Microsoft, Amazon offer their own repositories for government data
- By Joab Jackson
- May 29, 2009
Data.gov is not the only repository for raw government datasets. At least two commercial endeavors, by Microsoft and Amazon, also offer homes for government data.
Microsoft has set up a repository so that government agencies can upload and store their public-facing datasets for reuse by other parties. The repository uses Microsoft's Azure, the company's cloud computing offering. Microsoft's data repository is called the Open Government Data Initiative — not to be confused with the White House's Open Government Initiative Web site, which is a site for soliciting ideas from the public on greater government transparency.

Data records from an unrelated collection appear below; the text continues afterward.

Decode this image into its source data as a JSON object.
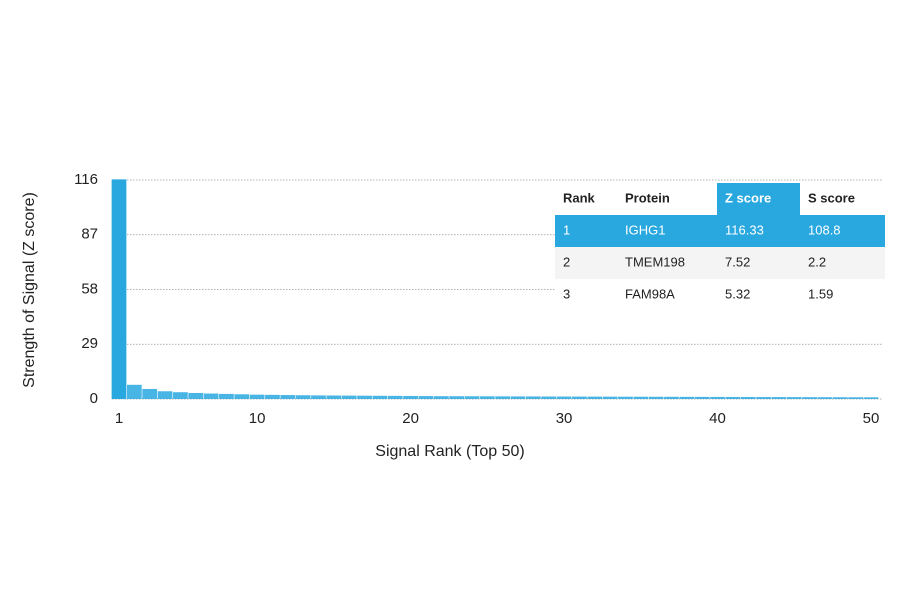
{
  "chart_data": {
    "type": "bar",
    "x_label": "Signal Rank (Top 50)",
    "y_label": "Strength of Signal (Z score)",
    "x": [
      1,
      2,
      3,
      4,
      5,
      6,
      7,
      8,
      9,
      10,
      11,
      12,
      13,
      14,
      15,
      16,
      17,
      18,
      19,
      20,
      21,
      22,
      23,
      24,
      25,
      26,
      27,
      28,
      29,
      30,
      31,
      32,
      33,
      34,
      35,
      36,
      37,
      38,
      39,
      40,
      41,
      42,
      43,
      44,
      45,
      46,
      47,
      48,
      49,
      50
    ],
    "values": [
      116.33,
      7.52,
      5.32,
      4.1,
      3.6,
      3.2,
      2.9,
      2.7,
      2.5,
      2.3,
      2.2,
      2.1,
      2.0,
      1.9,
      1.85,
      1.8,
      1.75,
      1.7,
      1.65,
      1.6,
      1.55,
      1.5,
      1.48,
      1.45,
      1.42,
      1.4,
      1.37,
      1.35,
      1.32,
      1.3,
      1.28,
      1.26,
      1.24,
      1.22,
      1.2,
      1.18,
      1.16,
      1.14,
      1.12,
      1.1,
      1.08,
      1.06,
      1.04,
      1.02,
      1.0,
      0.98,
      0.96,
      0.94,
      0.92,
      0.9
    ],
    "color": "#29a8e0",
    "xlim": [
      1,
      50
    ],
    "xticks": [
      1,
      10,
      20,
      30,
      40,
      50
    ],
    "ylim": [
      0,
      116
    ],
    "yticks": [
      0,
      29,
      58,
      87,
      116
    ],
    "grid": true
  },
  "table": {
    "columns": [
      "Rank",
      "Protein",
      "Z score",
      "S score"
    ],
    "rows": [
      [
        1,
        "IGHG1",
        116.33,
        108.8
      ],
      [
        2,
        "TMEM198",
        7.52,
        2.2
      ],
      [
        3,
        "FAM98A",
        5.32,
        1.59
      ]
    ]
  }
}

Microsoft developed OGDI as a way to introduce Azure to the federal information technology community, said Susie Adams, Microsoft Federal chief technology officer. "The division built a starter kit that acts as a guide to how agencies can post data to Azure, using Visual Studio," she said. The data is stored in Azure, in SQL Tables. Eventually, Microsoft will move Azure data over to its SQL Data Services, she said. Agencies will be able to work within Azure for a fee.
Like Microsoft, Amazon is offering storage in hopes that the government data will attract more users to its paid services.
The company is offering to host government datasets on its Elastic Block Storage (EBS) for free.
Amazon has already posted a large set of Census Bureau geographic data, namely the Topologically Integrated Geographic Encoding and Referencing (TIGER) shape files, which map the country's roads, railroads and rivers within legal and statistical geographic areas. Other public datasets include federal contracts from the Federal Procurement Data Center and Influenza Genome Sequencing from the National Center for Biotechnology Information.
Developers building cloud-based applications on the online store's Elastic Cloud Computing (EC2) service can point their virtual machines to copies of these datasets, which are in a format that is sometimes easier to reuse than the original formats that agencies provide. For instance, the TIGER files are available from the Census Bureau but only via FTP in compressed packages. The Amazon platform would allow Amazon cloud-based Web applications to import copies of the shape files as needed.
A batch of data on EBS "appears just like an external hard drive when it's mounted to an EC2 instance, which is a virtual machine," said Eric Gundersen, president of Development Seed, which is using the TIGER data as part of a school district mapping project for the nonprofit New America Foundation. "So you can hook up this public virtual disk to your virtual machine and work with the data as if it's local to your virtual machine."